Watch Gary Lane's Where in the World interview with VOM Radio host Todd Nettleton to hear what Chinese Christians would like us to pray for them.
This summer, Christians in China are experiencing an escalating wave of persecution unseen since Mao's Cultural Revolution.
"We're seeing more persecution or a higher level of persecution," said The Voice of the Martyrs Radio host Todd Nettleton.
Nettleton said two recent developments this year that have contributed to the government's church crackdown.
"In February new regulations on religious affairs took effect all across China and so we are seeing those regulations now being put into effect and enforced. We're seeing how that is being translated from the national government down to the provincial level and then to the local level and how that is effecting churches," he explained.
Another significant development occurred in March when the Communist Party changed the law allowing the Xi Jinping to serve for an unlimited time in office.
"He can essentially serve as president for as long as he wants," said Nettleton. "One emphasis going back to his days as a provincial leader was on controlling religious expression and controlling the church. So, we're seeing what he put into effect as a provincial leader. Now that he is president of the entire country, that same emphasis is spreading from the national government level down to every part of China."
In recent months, Xi has instituted a brutal crackdown. Officials have demolished or closed churches, bibles have been burned, pastors arrested, and crosses are still being removed from atop church buildings.
Chinese Christians report authorities have urged church leaders to remove pictures of Jesus from their sanctuaries and replace them with patriotic posters, or posters of President Xi instead.
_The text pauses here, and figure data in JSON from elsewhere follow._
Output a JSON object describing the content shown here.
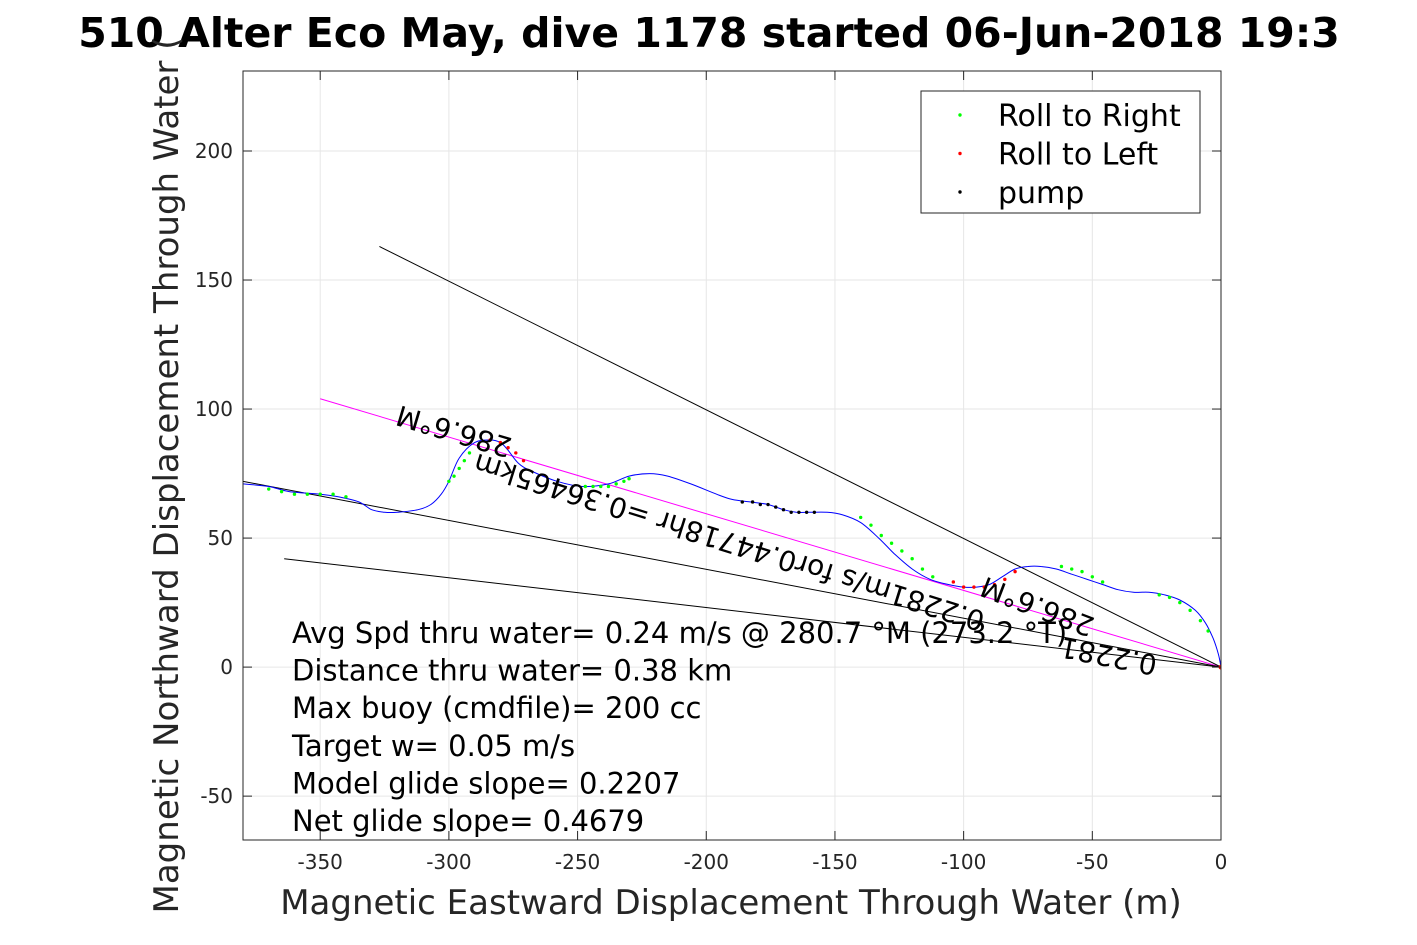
{
  "chart_data": {
    "type": "line",
    "title": "510 Alter Eco May, dive 1178 started 06-Jun-2018 19:3",
    "xlabel": "Magnetic Eastward Displacement Through Water (m)",
    "ylabel": "Magnetic Northward Displacement Through Water (",
    "xlim": [
      -380,
      0
    ],
    "ylim": [
      -67,
      231
    ],
    "xticks": [
      -350,
      -300,
      -250,
      -200,
      -150,
      -100,
      -50,
      0
    ],
    "yticks": [
      -50,
      0,
      50,
      100,
      150,
      200
    ],
    "grid": true,
    "legend": {
      "placement": "top-right",
      "entries": [
        {
          "label": "Roll to Right",
          "color": "#00ff00"
        },
        {
          "label": "Roll to Left",
          "color": "#ff0000"
        },
        {
          "label": "pump",
          "color": "#000000"
        }
      ]
    },
    "track": {
      "color": "#0000ff",
      "x": [
        -380,
        -370,
        -362,
        -350,
        -343,
        -335,
        -330,
        -325,
        -320,
        -312,
        -307,
        -303,
        -300,
        -296,
        -290,
        -284,
        -280,
        -277,
        -273,
        -268,
        -258,
        -248,
        -238,
        -230,
        -222,
        -215,
        -206,
        -196,
        -190,
        -183,
        -176,
        -170,
        -165,
        -160,
        -153,
        -147,
        -140,
        -133,
        -127,
        -120,
        -113,
        -106,
        -100,
        -95,
        -90,
        -85,
        -80,
        -75,
        -70,
        -64,
        -58,
        -52,
        -46,
        -40,
        -34,
        -28,
        -22,
        -16,
        -10,
        -6,
        -3,
        -1,
        0
      ],
      "y": [
        71,
        70,
        68,
        67,
        66,
        64,
        61,
        60,
        60,
        61,
        63,
        67,
        72,
        81,
        87,
        88,
        87,
        84,
        79,
        76,
        72,
        70,
        71,
        74,
        75,
        74,
        71,
        67,
        65,
        64,
        63,
        61,
        60,
        60,
        60,
        59,
        56,
        50,
        44,
        38,
        34,
        32,
        31,
        31,
        32,
        35,
        38,
        39,
        39,
        38,
        36,
        34,
        32,
        30,
        29,
        29,
        28,
        26,
        22,
        17,
        11,
        5,
        0
      ]
    },
    "roll_right": {
      "x": [
        -370,
        -365,
        -360,
        -355,
        -350,
        -345,
        -340,
        -300,
        -298,
        -296,
        -294,
        -292,
        -230,
        -232,
        -235,
        -238,
        -241,
        -244,
        -247,
        -140,
        -136,
        -132,
        -128,
        -124,
        -120,
        -116,
        -112,
        -62,
        -58,
        -54,
        -50,
        -46,
        -24,
        -20,
        -16,
        -12,
        -8,
        -5
      ],
      "y": [
        69,
        68,
        67,
        67,
        67,
        67,
        66,
        72,
        74,
        77,
        80,
        83,
        73,
        72,
        71,
        70,
        70,
        70,
        70,
        58,
        55,
        51,
        48,
        45,
        42,
        38,
        35,
        39,
        38,
        37,
        35,
        33,
        28,
        27,
        25,
        22,
        18,
        14
      ]
    },
    "roll_left": {
      "x": [
        -284,
        -280,
        -277,
        -274,
        -271,
        -104,
        -100,
        -96,
        -92,
        -88,
        -84,
        -80
      ],
      "y": [
        88,
        87,
        85,
        83,
        80,
        33,
        31,
        31,
        31,
        32,
        34,
        37
      ]
    },
    "pump": {
      "x": [
        -186,
        -182,
        -179,
        -176,
        -173,
        -170,
        -167,
        -164,
        -161,
        -158
      ],
      "y": [
        64,
        64,
        63,
        63,
        62,
        61,
        60,
        60,
        60,
        60
      ]
    },
    "lines": [
      {
        "name": "avg",
        "color": "#ff00ff",
        "x": [
          -350,
          0
        ],
        "y": [
          104,
          0
        ]
      },
      {
        "name": "net",
        "color": "#000000",
        "x": [
          -380,
          0
        ],
        "y": [
          72,
          0
        ]
      },
      {
        "name": "upper",
        "color": "#000000",
        "x": [
          -327,
          0
        ],
        "y": [
          163,
          0
        ]
      },
      {
        "name": "lower",
        "color": "#000000",
        "x": [
          -364,
          0
        ],
        "y": [
          42,
          0
        ]
      }
    ],
    "annotations": [
      {
        "text": "286.6°M",
        "x": -297,
        "y": 95,
        "rotation": 16.5
      },
      {
        "text": "0.2281m/s for0.44718hr =0.36465km",
        "x": -190,
        "y": 52,
        "rotation": 17.4
      },
      {
        "text": "286.6°M",
        "x": -70,
        "y": 27,
        "rotation": 21
      },
      {
        "text": "0.2281",
        "x": -43,
        "y": 8,
        "rotation": 11
      }
    ],
    "stats": [
      "Avg Spd thru water=  0.24 m/s @ 280.7 °M (273.2 °T)",
      "Distance thru water=  0.38 km",
      "Max buoy (cmdfile)= 200 cc",
      "Target w= 0.05 m/s",
      "Model glide slope= 0.2207",
      "Net glide slope= 0.4679"
    ]
  }
}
They've suggested hymns be replaced with patriotic songs about the "wonderfulness of the Chinese Communist Party."
Nettleton also said Chinese authorities are using advanced artificial intelligence software to monitor church attendees.
"One pastor in Beijing not long ago was told by the government, 'pastor we don't mind if you continue holding your services, we just want to put this camera on your platform looking out at the audience and it's attached to facial recognition software so that we can tell who comes to church on Sunday and who's there and what they are doing and how involved they are,'" he said.
Earlier this month after the pastor refused to comply, Public Security Bureau (PSB) officers interrupted the church service and shut the doors to the church building.